Changes are on top of the vortechbv/ipfn:cleanup branch, so it probably makes sense to merge #23 first.

mkbosmans and others added 6 commits November 28, 2022 21:06
User-visible strings should be quoted with " and ' is for internal strings.
The max_itr is now more explicit and the convergence criteria are only
checked in one place instead of in the while condition and after the loop.

The loop now actually stops after doing max_itr iterations, where previously
it would do iterations numbered 0 to max_itr, i.e. one iteration too many.
This will construct a large matrix that converges slowly.
The matrix is 12000x12000 single precision numbers, in total 576 MB.
The self.original and self.aggregates are never modified but kept the
same as the original user input.  The `m` and `aggregates` variables are
a copy of the user input and may be modified during the iterations.

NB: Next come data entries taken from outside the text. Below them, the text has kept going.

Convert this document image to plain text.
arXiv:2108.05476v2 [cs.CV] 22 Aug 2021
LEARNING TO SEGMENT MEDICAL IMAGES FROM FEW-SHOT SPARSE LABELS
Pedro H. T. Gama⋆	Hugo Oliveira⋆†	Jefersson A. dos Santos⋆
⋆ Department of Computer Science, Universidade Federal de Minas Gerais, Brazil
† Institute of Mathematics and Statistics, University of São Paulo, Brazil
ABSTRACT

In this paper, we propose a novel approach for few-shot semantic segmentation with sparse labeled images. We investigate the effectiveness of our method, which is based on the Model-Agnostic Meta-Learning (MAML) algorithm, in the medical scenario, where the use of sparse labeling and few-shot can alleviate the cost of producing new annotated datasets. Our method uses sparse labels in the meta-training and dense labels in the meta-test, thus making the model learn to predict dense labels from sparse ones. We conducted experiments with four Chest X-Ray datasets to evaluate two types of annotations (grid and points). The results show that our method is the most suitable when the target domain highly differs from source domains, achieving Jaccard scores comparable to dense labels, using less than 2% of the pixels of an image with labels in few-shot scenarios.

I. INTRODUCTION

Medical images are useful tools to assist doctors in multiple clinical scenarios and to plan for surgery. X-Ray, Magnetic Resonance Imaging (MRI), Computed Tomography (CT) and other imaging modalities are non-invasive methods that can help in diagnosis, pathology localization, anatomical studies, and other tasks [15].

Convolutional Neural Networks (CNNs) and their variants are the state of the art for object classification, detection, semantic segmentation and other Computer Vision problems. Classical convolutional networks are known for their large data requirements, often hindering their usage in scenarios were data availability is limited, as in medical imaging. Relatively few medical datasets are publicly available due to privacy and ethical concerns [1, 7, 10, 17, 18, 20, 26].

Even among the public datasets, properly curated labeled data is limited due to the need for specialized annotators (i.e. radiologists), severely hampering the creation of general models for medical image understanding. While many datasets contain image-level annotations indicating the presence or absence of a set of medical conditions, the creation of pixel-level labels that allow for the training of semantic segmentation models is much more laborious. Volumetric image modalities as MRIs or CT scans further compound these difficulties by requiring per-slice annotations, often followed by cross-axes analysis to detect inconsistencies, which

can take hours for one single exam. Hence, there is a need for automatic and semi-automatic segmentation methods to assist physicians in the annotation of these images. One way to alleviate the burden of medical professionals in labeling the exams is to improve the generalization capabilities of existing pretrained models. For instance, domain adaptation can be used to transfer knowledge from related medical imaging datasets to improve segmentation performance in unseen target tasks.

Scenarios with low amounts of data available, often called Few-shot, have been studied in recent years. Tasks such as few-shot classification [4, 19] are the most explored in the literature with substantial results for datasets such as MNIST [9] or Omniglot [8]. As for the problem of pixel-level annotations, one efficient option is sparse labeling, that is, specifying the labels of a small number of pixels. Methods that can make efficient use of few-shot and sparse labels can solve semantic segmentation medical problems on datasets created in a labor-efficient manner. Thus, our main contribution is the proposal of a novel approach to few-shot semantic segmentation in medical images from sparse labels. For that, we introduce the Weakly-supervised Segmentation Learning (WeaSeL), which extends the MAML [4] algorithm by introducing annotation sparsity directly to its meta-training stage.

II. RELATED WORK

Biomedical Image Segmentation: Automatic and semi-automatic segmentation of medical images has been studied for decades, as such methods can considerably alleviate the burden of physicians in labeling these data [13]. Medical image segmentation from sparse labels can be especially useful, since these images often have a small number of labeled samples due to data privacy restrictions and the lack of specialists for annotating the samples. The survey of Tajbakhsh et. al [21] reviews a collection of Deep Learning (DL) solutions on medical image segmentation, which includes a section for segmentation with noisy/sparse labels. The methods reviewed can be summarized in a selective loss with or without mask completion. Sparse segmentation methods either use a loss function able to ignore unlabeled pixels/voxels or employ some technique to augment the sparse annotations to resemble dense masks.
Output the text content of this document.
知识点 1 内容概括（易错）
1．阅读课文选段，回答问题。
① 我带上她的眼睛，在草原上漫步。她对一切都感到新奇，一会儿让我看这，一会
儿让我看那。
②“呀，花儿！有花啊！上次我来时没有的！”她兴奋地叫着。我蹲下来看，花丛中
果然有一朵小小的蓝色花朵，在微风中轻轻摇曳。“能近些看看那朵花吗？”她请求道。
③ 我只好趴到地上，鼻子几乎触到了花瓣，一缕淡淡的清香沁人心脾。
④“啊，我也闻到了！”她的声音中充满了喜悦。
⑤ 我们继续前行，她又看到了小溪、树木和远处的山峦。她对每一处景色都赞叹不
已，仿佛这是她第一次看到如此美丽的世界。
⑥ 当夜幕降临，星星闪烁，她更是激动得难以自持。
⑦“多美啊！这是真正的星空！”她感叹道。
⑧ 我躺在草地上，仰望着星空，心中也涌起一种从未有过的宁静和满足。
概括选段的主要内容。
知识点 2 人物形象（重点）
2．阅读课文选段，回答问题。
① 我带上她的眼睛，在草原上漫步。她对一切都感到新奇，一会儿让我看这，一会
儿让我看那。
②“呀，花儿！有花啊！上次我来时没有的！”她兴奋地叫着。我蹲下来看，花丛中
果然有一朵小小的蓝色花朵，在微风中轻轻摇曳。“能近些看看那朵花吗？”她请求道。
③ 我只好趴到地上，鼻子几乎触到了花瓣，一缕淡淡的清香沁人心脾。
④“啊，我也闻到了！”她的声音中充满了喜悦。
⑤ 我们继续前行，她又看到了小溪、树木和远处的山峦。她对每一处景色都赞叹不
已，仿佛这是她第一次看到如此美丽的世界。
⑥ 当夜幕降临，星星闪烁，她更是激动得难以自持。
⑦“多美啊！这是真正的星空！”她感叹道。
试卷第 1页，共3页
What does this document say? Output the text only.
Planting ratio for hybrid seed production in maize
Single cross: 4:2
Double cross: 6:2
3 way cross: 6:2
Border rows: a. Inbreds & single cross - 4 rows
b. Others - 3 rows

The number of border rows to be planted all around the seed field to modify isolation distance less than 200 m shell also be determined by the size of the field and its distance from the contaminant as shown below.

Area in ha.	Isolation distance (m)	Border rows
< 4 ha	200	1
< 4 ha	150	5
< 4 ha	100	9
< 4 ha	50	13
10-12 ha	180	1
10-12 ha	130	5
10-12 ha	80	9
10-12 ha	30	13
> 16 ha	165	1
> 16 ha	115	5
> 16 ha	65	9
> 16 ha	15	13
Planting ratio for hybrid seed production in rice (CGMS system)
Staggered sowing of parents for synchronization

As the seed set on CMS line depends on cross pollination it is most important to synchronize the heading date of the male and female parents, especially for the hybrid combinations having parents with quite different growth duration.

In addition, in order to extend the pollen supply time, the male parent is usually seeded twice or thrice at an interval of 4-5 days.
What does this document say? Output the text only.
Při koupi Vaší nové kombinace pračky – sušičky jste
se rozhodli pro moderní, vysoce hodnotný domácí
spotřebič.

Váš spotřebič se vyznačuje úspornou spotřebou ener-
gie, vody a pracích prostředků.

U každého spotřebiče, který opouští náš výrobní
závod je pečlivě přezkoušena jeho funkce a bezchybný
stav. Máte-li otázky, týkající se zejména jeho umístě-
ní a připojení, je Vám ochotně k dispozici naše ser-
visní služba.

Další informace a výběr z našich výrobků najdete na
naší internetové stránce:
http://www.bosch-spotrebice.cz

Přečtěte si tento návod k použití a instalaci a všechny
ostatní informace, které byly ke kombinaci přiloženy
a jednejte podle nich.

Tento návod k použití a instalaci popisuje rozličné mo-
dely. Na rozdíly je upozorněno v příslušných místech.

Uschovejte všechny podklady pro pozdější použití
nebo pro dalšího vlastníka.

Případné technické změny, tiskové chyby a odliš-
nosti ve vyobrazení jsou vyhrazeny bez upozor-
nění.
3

The `iteration` method is responsible for converting the user input to a
numpy array of floats.  The `ipfn_np` function only checks whether that
condition holds but does no conversion.  This allows the `ipfn_np` to be
used directly for user that want absolute minimum memory usage without
any extra copy of the input array.

Instead of always converting to float64, the input arrays are now only
checked if they are of floating point type.  This means that a single
precision float32 array will be kept that way, allowing for a smaller
memory footprint, if the problem allows the lower precision.
…matrices

This save some memory in case of more than two steps.
Since the previous commit we don't need an integer loop index `inc` anymore,
so simply using zip over `aggregates` and `dimensions` is more clear.